小米发布 Xiaomi-GUI-0 多模态 GUI 智能体
阅读原文· arxiv.org小米提出 Xiaomi-GUI-0,一个面向真实移动环境的原生多模态 GUI 智能体。模型在真实设备闭环中训练和评估,采用物理设备为主、沙箱辅助的混合基础设施。训练数据涵盖高频头部任务、长尾意图泛化及反思与记忆增强样本,并通过错误驱动数据飞轮将失败轨迹转化为修正动作、反思解释和恢复示范。训练采用监督微调、step-level 强化学习和 agentic 强化学习三阶段渐进流程。在内部基准 RealMobile 上成功率达 72.0%,在 AndroidWorld 上达 78.9%,同时显著提升了真实任务中的执行稳定性和异常状态识别能力。

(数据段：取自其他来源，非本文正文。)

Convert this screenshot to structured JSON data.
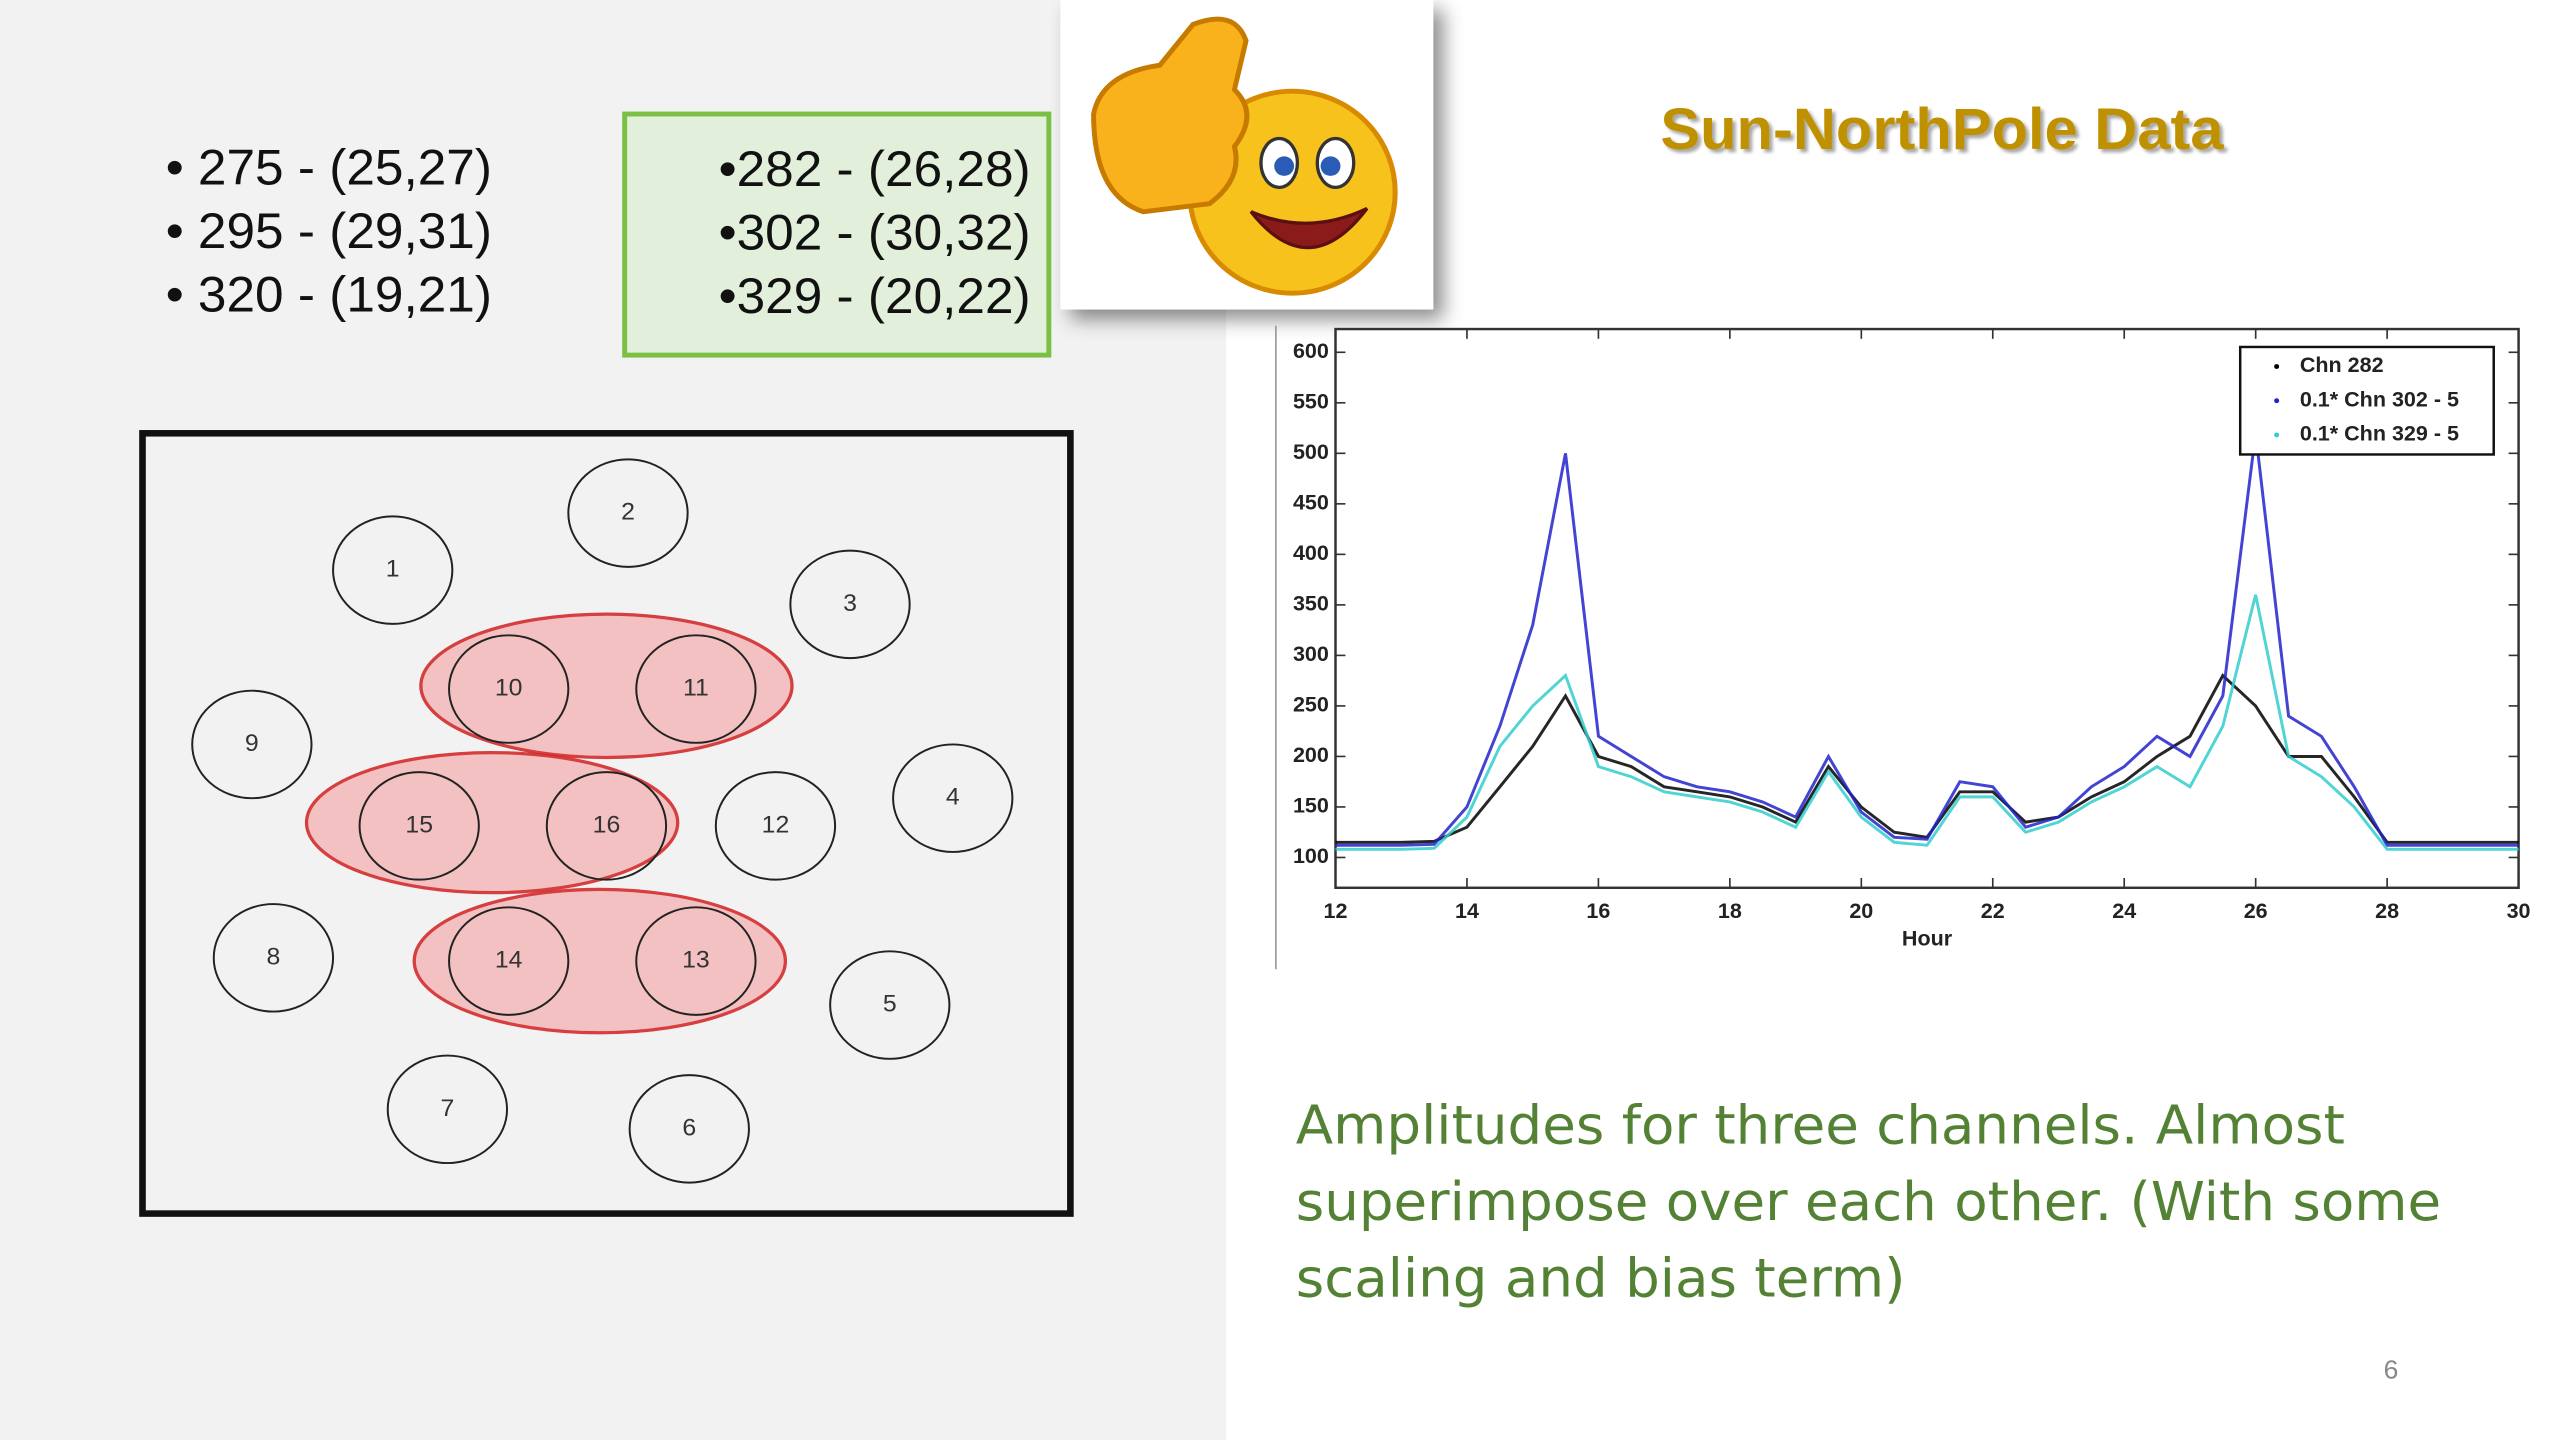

Graphical user interface (GUI) agents build on vision-language models to complete user tasks end-to-end in real applications through interface actions such as tapping, swiping, text entry, and navigation. However, existing GUI agents are trained and evaluated largely on offline trajectories, simulated environments, and standardized benchmarks. These differ substantially from real applications in interface layout, interaction logic, and abnormal-state distribution, and cannot faithfully characterize execution stability in real-world use, where account states, permission dialogs, payment authentication, and risk control continually reshape the state distribution and open a persistent gap between benchmark scores and real usability. To close this gap, we propose Xiaomi-GUI-0, a native multimodal GUI agent for real mobile environments, trained and evaluated within a real-device closed loop. At its core is a real-device-dominant hybrid infrastructure, where physical devices are the primary execution environment and sandboxes provide auxiliary support, so that data collection, training, rollout, and evaluation share an execution distribution close to real deployment. We construct multi-source training data spanning high-frequency head tasks, high-generalization data for long-tail intents, and capability-enhancement data for reflection and memory, and introduce an error-driven data flywheel that turns failure trajectories into corrected actions, reflective explanations, and recovery demonstrations. The model is trained through a progressive three-stage pipeline of supervised fine-tuning, step-level reinforcement learning, and agentic reinforcement learning. Evaluated on public benchmarks and our in-house RealMobile, Xiaomi-GUI-0 achieves 72.0% success on RealMobile and 78.9% on AndroidWorld, while substantially improving execution stability and abnormal-state recognition in real-world tasks.